Di fronte a problemi strutturali come quelli descritti occorre agire direttamente sulle cause scatenanti per trasformare il sistema. Questo cambiamento radicale richiede due elementi:

  1. il cambiamento del sistema economico
  2. il cambiamento della cultura, in questo caso di noi consumatori.  

Infatti, non può esistere cambiamento del sistema economico efficace se la cultura della comunità non è pronta per abbracciare il cambiamento.

Sul lato della consapevolizzazione dei consumatori qualcosa si sta muovendo da tempo, tanto che nella distribuzione ormai sono moltissime le soluzioni di consumo alimentare rispettose dell’ambiente e, alle volte, anche dei diritti dei lavoratori e dei piccoli produttori come nel caso dello shopping online sostenibile di Gioosto e dell’esperienza della Marca del Consumatore

Tuttavia, occorre passare dalle singole buone pratiche a un cambiamento del sistema che coinvolga tutti gli attori della filiera agroalimentare, dal bracciante al consumatore finale: una “nuova alleanza” basata su due paradigmi cari a Papa Francesco, l’ecologia integrale e la cooperazione tra gli attori in gioco. 
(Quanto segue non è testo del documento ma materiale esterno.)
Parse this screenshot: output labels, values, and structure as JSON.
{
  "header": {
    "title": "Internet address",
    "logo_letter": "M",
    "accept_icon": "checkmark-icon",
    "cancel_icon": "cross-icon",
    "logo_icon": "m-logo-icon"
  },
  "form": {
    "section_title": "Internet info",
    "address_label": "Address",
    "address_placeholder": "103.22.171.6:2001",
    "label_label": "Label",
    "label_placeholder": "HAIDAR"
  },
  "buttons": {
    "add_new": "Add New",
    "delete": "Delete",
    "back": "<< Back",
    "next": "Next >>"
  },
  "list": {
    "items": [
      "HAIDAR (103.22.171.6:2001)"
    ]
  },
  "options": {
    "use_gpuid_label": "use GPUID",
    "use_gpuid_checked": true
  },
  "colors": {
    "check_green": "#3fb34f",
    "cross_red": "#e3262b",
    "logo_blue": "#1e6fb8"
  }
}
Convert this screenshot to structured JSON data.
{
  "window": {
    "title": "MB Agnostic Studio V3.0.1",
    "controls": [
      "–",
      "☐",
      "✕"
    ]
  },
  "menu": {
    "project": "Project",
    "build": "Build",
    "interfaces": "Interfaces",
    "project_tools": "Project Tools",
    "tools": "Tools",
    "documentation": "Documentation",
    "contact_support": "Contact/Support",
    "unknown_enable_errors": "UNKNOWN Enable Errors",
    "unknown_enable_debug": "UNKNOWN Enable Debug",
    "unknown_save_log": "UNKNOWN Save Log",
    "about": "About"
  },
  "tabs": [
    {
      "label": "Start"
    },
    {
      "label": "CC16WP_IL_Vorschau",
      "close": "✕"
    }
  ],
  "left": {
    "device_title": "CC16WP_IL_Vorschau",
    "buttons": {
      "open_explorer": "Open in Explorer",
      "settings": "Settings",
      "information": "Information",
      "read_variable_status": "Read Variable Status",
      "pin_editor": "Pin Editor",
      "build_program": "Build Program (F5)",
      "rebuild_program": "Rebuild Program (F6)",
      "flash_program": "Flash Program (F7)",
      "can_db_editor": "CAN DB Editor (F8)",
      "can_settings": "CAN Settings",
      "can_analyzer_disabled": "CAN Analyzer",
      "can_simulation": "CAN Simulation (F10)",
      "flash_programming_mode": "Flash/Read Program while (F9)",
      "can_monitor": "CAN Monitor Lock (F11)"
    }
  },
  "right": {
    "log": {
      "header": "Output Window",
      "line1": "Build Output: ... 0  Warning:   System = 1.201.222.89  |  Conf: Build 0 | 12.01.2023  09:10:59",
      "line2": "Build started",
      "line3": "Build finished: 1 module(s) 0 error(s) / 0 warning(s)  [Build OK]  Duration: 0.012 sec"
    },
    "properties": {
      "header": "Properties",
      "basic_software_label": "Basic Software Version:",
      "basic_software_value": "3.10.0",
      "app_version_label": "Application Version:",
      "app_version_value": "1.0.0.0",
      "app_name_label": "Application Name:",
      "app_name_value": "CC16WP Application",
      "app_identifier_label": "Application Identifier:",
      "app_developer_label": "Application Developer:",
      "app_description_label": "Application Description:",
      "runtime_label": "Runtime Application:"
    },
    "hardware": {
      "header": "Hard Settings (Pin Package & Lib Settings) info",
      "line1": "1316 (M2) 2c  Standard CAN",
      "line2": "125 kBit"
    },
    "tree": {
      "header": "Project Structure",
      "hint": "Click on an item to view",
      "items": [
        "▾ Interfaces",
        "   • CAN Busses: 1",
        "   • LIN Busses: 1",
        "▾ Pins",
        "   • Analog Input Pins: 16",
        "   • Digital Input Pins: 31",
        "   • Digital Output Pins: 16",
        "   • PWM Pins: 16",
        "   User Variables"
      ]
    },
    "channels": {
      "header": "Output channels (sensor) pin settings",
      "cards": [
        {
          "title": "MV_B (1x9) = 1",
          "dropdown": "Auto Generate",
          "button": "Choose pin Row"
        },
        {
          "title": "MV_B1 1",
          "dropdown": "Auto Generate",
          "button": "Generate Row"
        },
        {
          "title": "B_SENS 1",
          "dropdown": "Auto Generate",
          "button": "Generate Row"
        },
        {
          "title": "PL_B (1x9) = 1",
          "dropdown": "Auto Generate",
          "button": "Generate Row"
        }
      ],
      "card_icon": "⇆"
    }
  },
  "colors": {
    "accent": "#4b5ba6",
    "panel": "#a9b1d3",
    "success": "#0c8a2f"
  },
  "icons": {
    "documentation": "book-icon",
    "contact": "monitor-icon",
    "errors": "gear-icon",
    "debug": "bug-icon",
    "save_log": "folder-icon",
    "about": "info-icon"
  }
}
Questo cambiamento è possibile se si agisce su due piani. 

Da un lato, quello della politica nazionale e internazionale, per esempio smettendo di fornire finanziamenti europei a chi non rispetta elevati standard di sostenibilità sociale e ambientale e istituendo un’etichetta narrante che abbia la scomposizione percentuale del prezzo in modo che tutti possano sapere quanto valore va e a quale soggetto della filiera.

Dall’altro, agendo direttamente sulla filiera, non solo agevolando e diffondendo culturalmente la filiera corta, quando possibile, per togliere potere agli intermediari, ma soprattutto rendendola sostenibile per tutti gli anelli della catena.  Questo si può realizzare superando le reti che tradizionalmente si creano solo tra i produttori o tra i consumatori e creando una rete tra tutti i soggetti della filiera per tutelare i più deboli senza far perdere profitto ai più forti.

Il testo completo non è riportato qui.